David Seeley at his desk. Photo: Supplied


Aireys Inlet house. Photo: Nic Granleese


Lauriston House (Kyneton House) shows David Seeley’s ease of experimentation with form. 

Russell, who does relish doing the building – now mainly on projects for relatives – and who constructed his own family home while they lived in it, talks about what an absolute blast he had some years back working with his architectural graduate on the building and refurbishment of a Brisbane house and office project that wound up winning a major national award (most of his work wins awards).

“On the Brookes Street project, two of us built it. We ran the practice three days a week, and worked on the site for another three days, doing everything from the slab to the glazing.
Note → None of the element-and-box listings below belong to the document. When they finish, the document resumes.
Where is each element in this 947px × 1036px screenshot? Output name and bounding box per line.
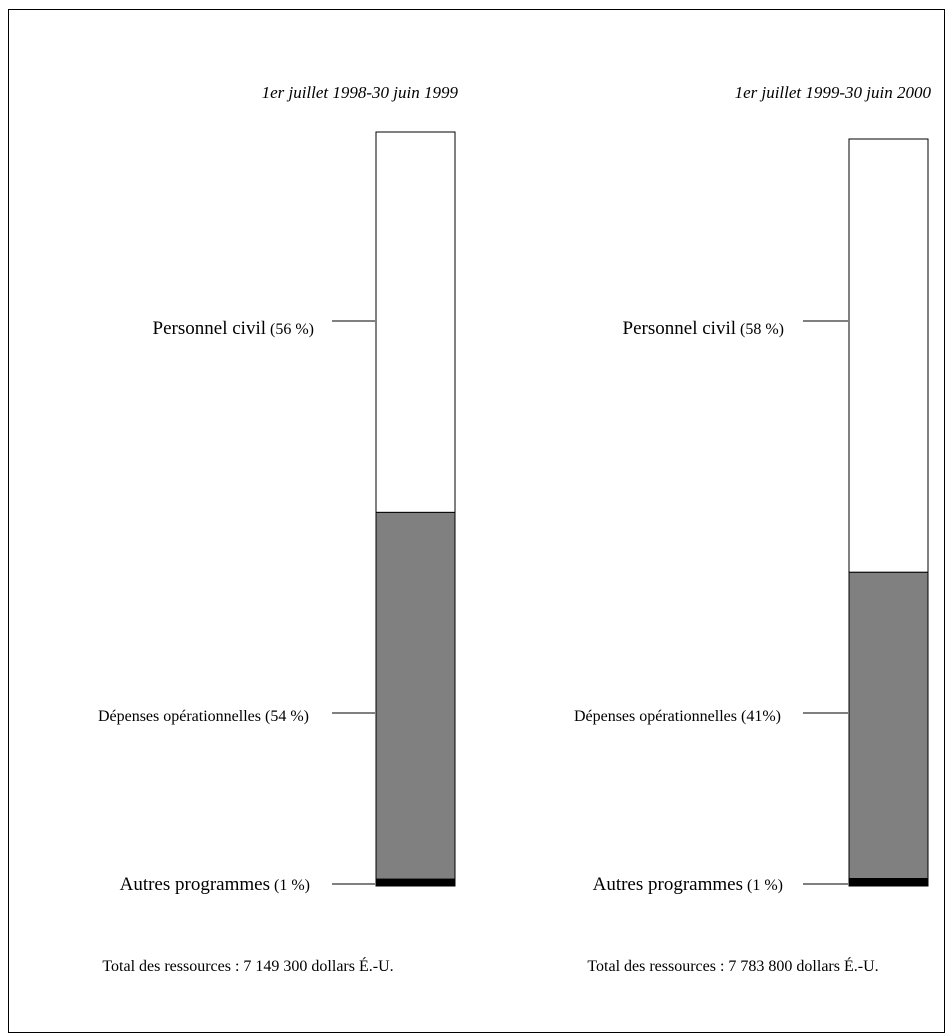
bar-segment-personnel-civil <box>375 131 456 513</box>
label-personnel-civil: Personnel civil <box>153 318 266 339</box>
panel-title: 1er juillet 1999-30 juin 2000 <box>735 83 932 102</box>
panel-title: 1er juillet 1998-30 juin 1999 <box>262 83 459 102</box>
pct-depenses-operationnelles: (41%) <box>741 708 781 725</box>
bar-segment-autres-programmes <box>375 878 456 887</box>
label-depenses-operationnelles: Dépenses opérationnelles <box>98 708 261 725</box>
pct-autres-programmes: (1 %) <box>274 877 310 894</box>
total-resources: Total des ressources : 7 783 800 dollars… <box>587 956 878 975</box>
total-resources: Total des ressources : 7 149 300 dollars… <box>102 956 393 975</box>
pct-personnel-civil: (56 %) <box>270 321 314 338</box>
bar-segment-personnel-civil <box>848 138 929 573</box>
label-autres-programmes: Autres programmes <box>120 874 270 895</box>
bar-segment-autres-programmes <box>848 878 929 887</box>
label-depenses-operationnelles: Dépenses opérationnelles <box>574 708 737 725</box>
bar-segment-depenses-operationnelles <box>375 511 456 880</box>
pct-personnel-civil: (58 %) <box>740 321 784 338</box>
panel-1999-2000: 1er juillet 1999-30 juin 2000 Personnel … <box>574 83 932 975</box>
bar-segment-depenses-operationnelles <box>848 571 929 880</box>
panel-1998-1999: 1er juillet 1998-30 juin 1999 Personnel … <box>98 83 459 975</box>
label-autres-programmes: Autres programmes <box>593 874 743 895</box>
label-personnel-civil: Personnel civil <box>623 318 736 339</box>
chart-frame <box>8 9 945 1033</box>
pct-depenses-operationnelles: (54 %) <box>265 708 309 725</box>
pct-autres-programmes: (1 %) <box>747 877 783 894</box>
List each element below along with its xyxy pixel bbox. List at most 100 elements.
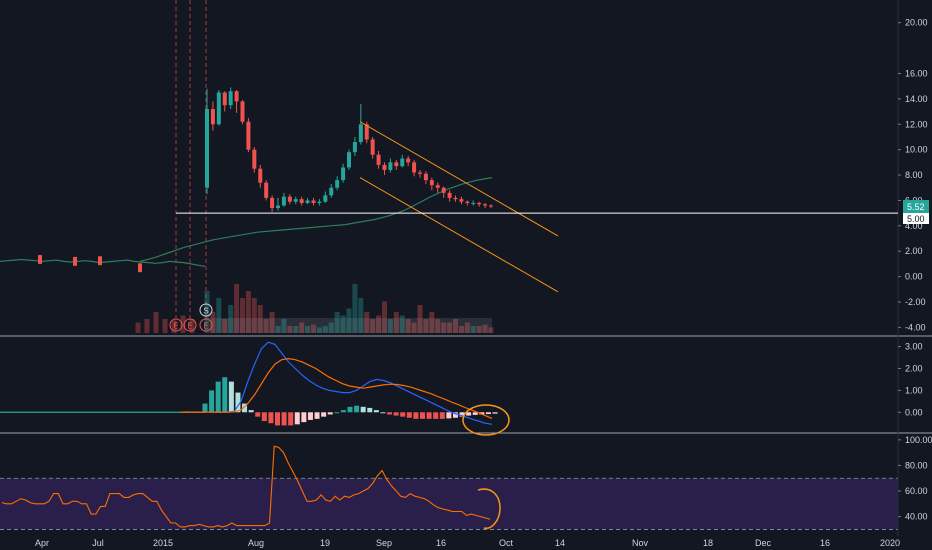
- macd-hist-bar: [373, 410, 379, 413]
- volume-bar: [358, 298, 364, 333]
- macd-hist-bar: [275, 412, 280, 426]
- candle-body: [370, 139, 375, 155]
- macd-hist-bar: [235, 392, 241, 413]
- candle-body: [252, 149, 257, 169]
- level-price-badge-bg: [903, 213, 929, 224]
- candle-body: [435, 185, 440, 188]
- early-candle: [138, 263, 142, 273]
- earnings-marker-label: E: [203, 322, 208, 331]
- macd-highlight-circle[interactable]: [462, 404, 510, 436]
- y-tick-label: 0.00: [905, 272, 923, 282]
- volume-bar: [251, 298, 257, 333]
- volume-bar: [263, 319, 269, 333]
- candle-body: [258, 168, 263, 183]
- rsi-path: [1, 445, 491, 528]
- volume-bar: [435, 319, 441, 333]
- price-panel[interactable]: E E ES: [0, 0, 898, 333]
- x-tick-label: Sep: [376, 538, 392, 548]
- volume-bar: [352, 284, 358, 333]
- volume-bar: [228, 305, 234, 333]
- macd-hist-bar: [209, 390, 215, 413]
- moving-average-line: [139, 177, 493, 262]
- macd-hist-bar: [420, 412, 425, 419]
- candle-body: [299, 199, 304, 203]
- macd-panel[interactable]: [0, 341, 510, 436]
- y-tick-label: 4.00: [905, 221, 923, 231]
- time-scale[interactable]: Apr Jul 2015 Aug 19 Sep 16 Oct 14 Nov 18 Dec 16 2020: [35, 538, 900, 548]
- volume-bar: [488, 327, 494, 333]
- macd-hist-bar: [307, 412, 313, 420]
- candle-body: [287, 196, 292, 202]
- x-tick-label: Dec: [755, 538, 772, 548]
- candle-body: [465, 201, 470, 203]
- rsi-band-fill: [0, 478, 898, 530]
- y-tick-label: 3.00: [905, 342, 923, 352]
- macd-hist-bar: [459, 412, 465, 417]
- early-price-line: [0, 255, 206, 273]
- earnings-marker-circle[interactable]: [169, 318, 183, 332]
- y-tick-label: 2.00: [905, 246, 923, 256]
- volume-ma-area: [210, 318, 492, 333]
- macd-hist-bar: [485, 412, 491, 415]
- volume-bar: [316, 327, 322, 333]
- dividend-marker-circle[interactable]: [199, 303, 213, 317]
- candle-body: [311, 200, 316, 203]
- earnings-marker-label: E: [173, 322, 178, 331]
- candle-body: [388, 162, 393, 170]
- volume-bar: [387, 319, 393, 333]
- channel-lower-line[interactable]: [359, 177, 559, 293]
- candle-body: [216, 92, 221, 125]
- volume-bar: [171, 320, 177, 333]
- macd-hist-bar: [492, 412, 498, 414]
- earnings-marker-label: E: [187, 322, 192, 331]
- channel-upper-line[interactable]: [359, 121, 559, 237]
- earnings-marker-circle[interactable]: [199, 318, 213, 332]
- volume-bar: [376, 315, 382, 333]
- volume-bar: [346, 308, 352, 333]
- macd-hist-bar: [340, 410, 346, 413]
- y-tick-label: 100.00: [905, 435, 932, 445]
- early-price-path: [0, 258, 206, 267]
- macd-hist-bar: [433, 412, 439, 419]
- macd-hist-bar: [367, 407, 373, 413]
- volume-bar: [429, 312, 435, 333]
- macd-hist-bar: [281, 412, 287, 426]
- y-tick-label: 16.00: [905, 68, 928, 78]
- candle-body: [400, 158, 405, 167]
- volume-bar: [180, 315, 186, 333]
- y-tick-label: 20.00: [905, 18, 928, 28]
- volume-bar: [287, 326, 293, 333]
- event-markers[interactable]: E E ES: [169, 303, 213, 332]
- macd-hist-bar: [215, 381, 221, 413]
- earnings-marker-circle[interactable]: [183, 318, 197, 332]
- signal-line: [179, 357, 493, 419]
- downtrend-channel[interactable]: [359, 121, 559, 293]
- macd-hist-bar: [354, 405, 360, 413]
- volume-bar: [382, 301, 387, 333]
- candle-body: [364, 124, 369, 140]
- rsi-highlight-arc[interactable]: [477, 488, 501, 529]
- candle-body: [205, 109, 209, 188]
- x-tick-label: 2015: [153, 538, 173, 548]
- y-tick-label: -4.00: [905, 322, 926, 332]
- candle-body: [376, 154, 381, 165]
- rsi-panel[interactable]: [1, 445, 501, 529]
- macd-hist-bar: [288, 412, 294, 426]
- volume-bar: [305, 326, 311, 333]
- candle-body: [264, 182, 269, 198]
- volume-bar: [405, 319, 411, 333]
- earnings-lines: [175, 0, 207, 330]
- macd-hist-bar: [347, 406, 353, 413]
- volume-bar: [328, 322, 334, 333]
- candle-body: [276, 205, 280, 209]
- candle-body: [352, 142, 357, 153]
- macd-hist-bar: [406, 412, 412, 418]
- volume-bar: [417, 305, 423, 333]
- macd-lines: [179, 341, 493, 425]
- volume-bar: [453, 319, 458, 333]
- y-tick-label: 80.00: [905, 460, 928, 470]
- volume-bar: [293, 326, 299, 333]
- candle-body: [293, 199, 298, 202]
- candle-body: [459, 199, 464, 202]
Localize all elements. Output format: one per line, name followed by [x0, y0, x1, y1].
“It was just beautiful work … like an old school building site, with just a master and his apprentice doing everything.”

While each of these practitioners suggest that one of the greatest benefits of being their own tradespeople – or experienced overseers – is having a real understanding of materials and of how they go together, and of how much tolerance materials have in novel applications, all tacitly agree that on some level, they’re also control freaks.

Seeley says “it makes you more pragmatic and better able to get builders to build better buildings”.

“My expectations and standards,” Russell says, “are really high. It makes what we do into a real craft.

“In the making of most (other) architect-designed places, they start from an aesthetic and not really a craft. This makes most buildings just frames with materials applied on top, like wallpaper.”

Drew Heath, who rates himself “a seven out of 10 carpenter”, says he expects the tradies he works alongside “to be 10 out of 10 builders”.

Being both builder and designer also eliminates at least one side of the usual triangle of contending ideas; that of architect, client and builder. “You can have a lot of arguments as a threesome,” he says.

But it also allows him “control of the money. I like having responsibility of the budget”.

“Architecture is still the master art form,” says Heath. But he thinks it’s a shame more qualified designers don’t also learn the tools of the trade “because there is thinking in the making.

“As you do things, it puts you in touch with your subconscious and great ideas will begin to flow in your mind”.